Tenho certeza que vários já pensaram nisso, e não tenho medo de apontar a pintura, a escultura e o desenho como formas superiores e mais humanas de arte, pelo simples fato de todas respeitarem a individualidade do espectador. Você vê quando quer, e basta um virar de rosto para apagar a visão daquela pintura brega de um cavalo no pasto.
Já a música não respeita barreiras: ela destroça pessoas com a mesma facilidade que as empolga. Não adianta, aquele axé vai encontrar um caminho da caixa de som ao seu ouvido atravessando o ar, dois andares, as janelas, a parede, a porta, o travesseiro e o tampão de borracha que você tenta desesperadamente interpor na busca do silêncio.
Do mesmo modo o cinema, a televisão e a videoarte.
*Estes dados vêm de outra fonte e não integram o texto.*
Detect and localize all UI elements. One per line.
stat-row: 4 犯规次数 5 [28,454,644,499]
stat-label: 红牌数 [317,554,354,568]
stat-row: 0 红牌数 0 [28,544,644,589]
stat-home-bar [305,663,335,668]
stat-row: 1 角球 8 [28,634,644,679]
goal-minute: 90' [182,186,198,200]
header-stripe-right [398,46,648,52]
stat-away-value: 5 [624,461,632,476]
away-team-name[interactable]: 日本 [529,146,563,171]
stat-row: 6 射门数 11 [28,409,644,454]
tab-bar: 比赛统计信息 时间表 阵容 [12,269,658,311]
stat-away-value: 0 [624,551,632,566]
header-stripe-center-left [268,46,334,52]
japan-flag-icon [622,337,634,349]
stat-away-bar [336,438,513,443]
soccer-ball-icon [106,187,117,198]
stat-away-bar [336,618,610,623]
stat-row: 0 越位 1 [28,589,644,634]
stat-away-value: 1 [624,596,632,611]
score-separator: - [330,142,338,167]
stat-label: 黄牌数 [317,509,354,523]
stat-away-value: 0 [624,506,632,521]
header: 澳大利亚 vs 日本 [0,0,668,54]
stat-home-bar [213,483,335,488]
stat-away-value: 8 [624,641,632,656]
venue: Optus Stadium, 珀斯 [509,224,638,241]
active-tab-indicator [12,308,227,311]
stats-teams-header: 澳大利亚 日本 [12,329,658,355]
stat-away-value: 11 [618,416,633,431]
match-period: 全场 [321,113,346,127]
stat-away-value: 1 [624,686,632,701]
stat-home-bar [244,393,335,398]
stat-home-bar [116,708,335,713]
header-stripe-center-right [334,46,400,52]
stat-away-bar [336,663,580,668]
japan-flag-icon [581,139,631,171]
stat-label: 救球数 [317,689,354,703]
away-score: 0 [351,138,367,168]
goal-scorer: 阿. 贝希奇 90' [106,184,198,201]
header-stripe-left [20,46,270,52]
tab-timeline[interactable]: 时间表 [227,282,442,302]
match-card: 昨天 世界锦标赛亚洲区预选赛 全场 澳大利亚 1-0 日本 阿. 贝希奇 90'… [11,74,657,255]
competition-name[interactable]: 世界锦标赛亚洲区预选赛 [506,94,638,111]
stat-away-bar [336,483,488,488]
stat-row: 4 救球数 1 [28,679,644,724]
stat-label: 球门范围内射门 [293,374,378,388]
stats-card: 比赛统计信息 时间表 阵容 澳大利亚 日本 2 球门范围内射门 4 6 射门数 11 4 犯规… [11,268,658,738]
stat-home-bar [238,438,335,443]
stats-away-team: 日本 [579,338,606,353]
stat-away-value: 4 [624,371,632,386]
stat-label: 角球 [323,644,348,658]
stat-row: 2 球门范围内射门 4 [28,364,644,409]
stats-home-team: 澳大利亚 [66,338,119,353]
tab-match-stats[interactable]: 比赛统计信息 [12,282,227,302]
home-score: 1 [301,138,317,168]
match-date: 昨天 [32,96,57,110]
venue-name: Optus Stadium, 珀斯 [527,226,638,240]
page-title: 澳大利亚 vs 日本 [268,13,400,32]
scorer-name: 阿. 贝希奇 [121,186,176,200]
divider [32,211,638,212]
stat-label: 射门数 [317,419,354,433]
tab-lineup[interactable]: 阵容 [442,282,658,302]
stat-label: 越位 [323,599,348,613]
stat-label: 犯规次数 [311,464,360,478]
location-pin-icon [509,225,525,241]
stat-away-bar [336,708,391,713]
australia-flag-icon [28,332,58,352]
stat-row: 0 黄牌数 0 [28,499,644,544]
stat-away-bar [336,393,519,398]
Por precisarem do som para funcionar (nem tanto para a videoarte) ficam tão más quanto a música, e muito mais cruéis nas mãos de pessoas (e uso essa palavra com certa liberdade poética) que precisam mostrar o novo suporte do meio: um Home Theater/Microsystem da Aiwa/Pioneer/CCE/Sharp com 300 GigaWatts de potência. Essas criaturas pegaram a idéia do “se não sabe fazer bem, faça grande” e deram um novo sentido a ela.
A superioridade social da pintura é óbvia. Muitos já gritaram “Abaixo o som aí, ô”. Ninguém jamais disse “larga esse pincel aí, ô, tenho que trabalhar amanhã”. Imagine pessoas se contorcendo na cama porque o vizinho aplicou pela terceira vez o filtro Clouds do Photoshop. Pessoas na biblioteca irritadas porque a atendente acabou de comprar uma tela abstrata vendida no shopping por cem reais e deixou ela no carro. Olhos de visitas sangrando porque elas entraram na sala e viram aquele poster do Salvador Dali sobre o sofá. Não acontece, não acontece.